Het stadion is ontworpen door vier architecten: Michel Macary, Aymeric Zubléna, Michel Regembal en Claude Costantini. Hun ontwerp is geïnspireerd door Terminal 3 (Worldport) op het John F. Kennedy-vliegveld bij New York.[bron?] Bij het binnenkomen van het stadion valt vooral het dak op; een grote schijf die horizontaal boven het stadion hangt. Het strekt zich uit tot buiten het stadion. In het midden is een deel open gelaten. Het weegt 14.000 ton en hangt op 40 meter hoogte. Omdat het dak normaal groter is dan het stadion zelf is het mogelijk om de onderste tribune, die uit 25.000 zitplaatsen bestaat, met 15 meter naar achteren te verplaatsen zodat het stadion kan worden omgevormd in een olympisch stadion.

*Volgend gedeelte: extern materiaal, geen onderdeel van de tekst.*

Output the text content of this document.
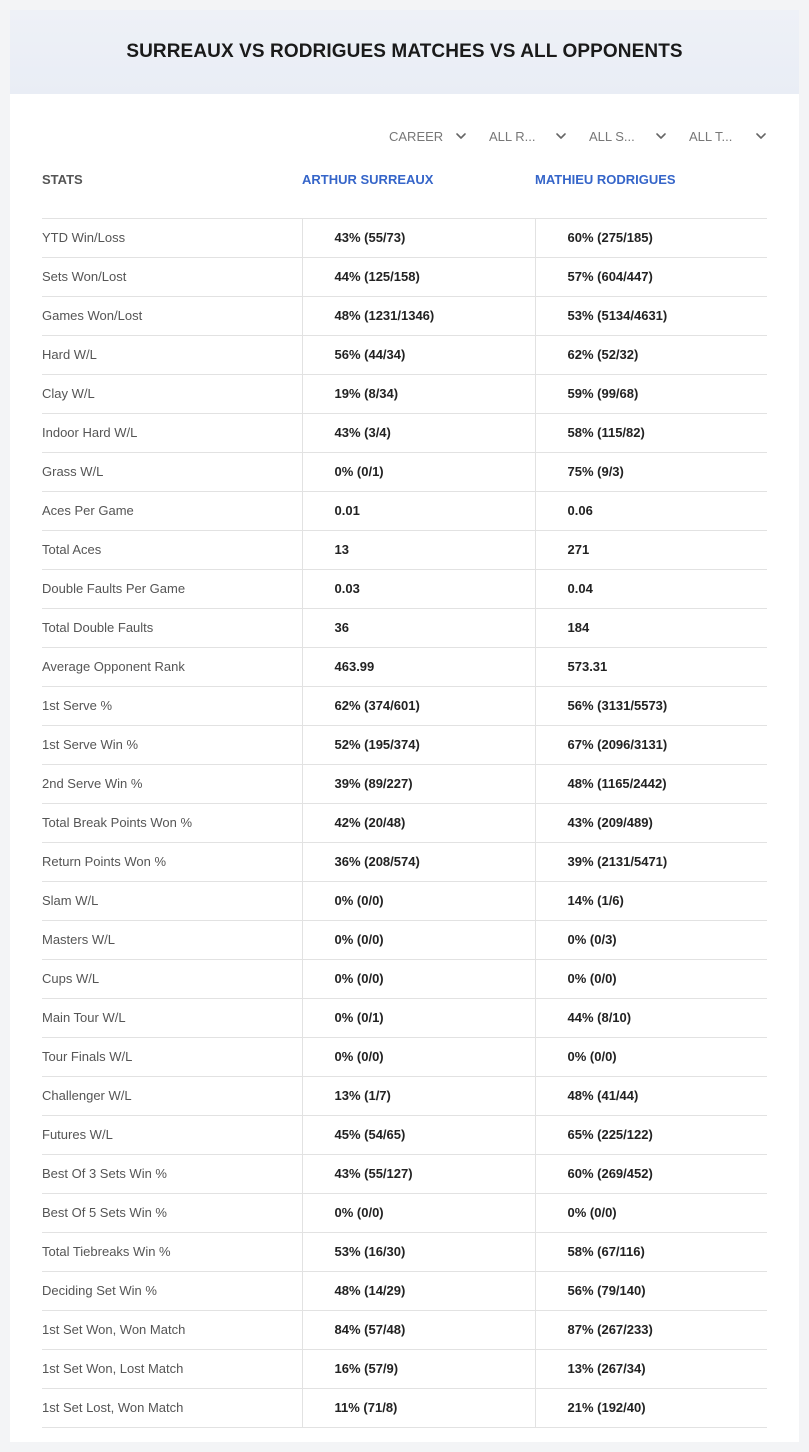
SURREAUX VS RODRIGUES MATCHES VS ALL OPPONENTS
CAREER	ALL R...	ALL S...	ALL T...
STATS	ARTHUR SURREAUX	MATHIEU RODRIGUES
YTD Win/Loss	43% (55/73)	60% (275/185)
Sets Won/Lost	44% (125/158)	57% (604/447)
Games Won/Lost	48% (1231/1346)	53% (5134/4631)
Hard W/L	56% (44/34)	62% (52/32)
Clay W/L	19% (8/34)	59% (99/68)
Indoor Hard W/L	43% (3/4)	58% (115/82)
Grass W/L	0% (0/1)	75% (9/3)
Aces Per Game	0.01	0.06
Total Aces	13	271
Double Faults Per Game	0.03	0.04
Total Double Faults	36	184
Average Opponent Rank	463.99	573.31
1st Serve %	62% (374/601)	56% (3131/5573)
1st Serve Win %	52% (195/374)	67% (2096/3131)
2nd Serve Win %	39% (89/227)	48% (1165/2442)
Total Break Points Won %	42% (20/48)	43% (209/489)
Return Points Won %	36% (208/574)	39% (2131/5471)
Slam W/L	0% (0/0)	14% (1/6)
Masters W/L	0% (0/0)	0% (0/3)
Cups W/L	0% (0/0)	0% (0/0)
Main Tour W/L	0% (0/1)	44% (8/10)
Tour Finals W/L	0% (0/0)	0% (0/0)
Challenger W/L	13% (1/7)	48% (41/44)
Futures W/L	45% (54/65)	65% (225/122)
Best Of 3 Sets Win %	43% (55/127)	60% (269/452)
Best Of 5 Sets Win %	0% (0/0)	0% (0/0)
Total Tiebreaks Win %	53% (16/30)	58% (67/116)
Deciding Set Win %	48% (14/29)	56% (79/140)
1st Set Won, Won Match	84% (57/48)	87% (267/233)
1st Set Won, Lost Match	16% (57/9)	13% (267/34)
1st Set Lost, Won Match	11% (71/8)	21% (192/40)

Het stadion heeft sinds 1998 de status als Nationaal Stadion. In dat jaar deed het Parc des Princes afstand van deze onderscheiding. Dat stadion wordt nu alleen nog gebruikt door de Franse voetbalclub Paris Saint-Germain.
In 2024 werd een voetgangersbrug over de A1 in gebruik genomen die vanop het voorplein van het Stade de France de verbinding maakt met het dat jaar geopende Centre aquatique olympique. Beide stadions worden ingezet bij de Olympische Zomerspelen 2024. In het Stade de France worden de atletiek en rugby seven competities afgewerkt, naast de sluitingsceremonies van de Olympische en Paralympische Spelen, in het CAO schoonspringen, artistiek zwemmen en de voorrondes van de waterpolo competitie.
Op 13 november2015 bliezen nabij het stadion drie zelfmoordterroristen zich op, als onderdeel van een gecoördineerde reeks aanslagen in Parijs. Hierbij vielen zes doden.[1] Op het moment van de aanslag werd een oefeninterland gespeeld tussen Frankrijk en Duitsland. Ook president François Hollande was in het stadion aanwezig. Het duel werd ondanks de uitzonderlijke omstandigheden uitgespeeld, en werd door de Fransen gewonnen. Zowel het Duitse als het Franse elftal overnachtten in het stadion uit veiligheidsoverwegingen.[2][3]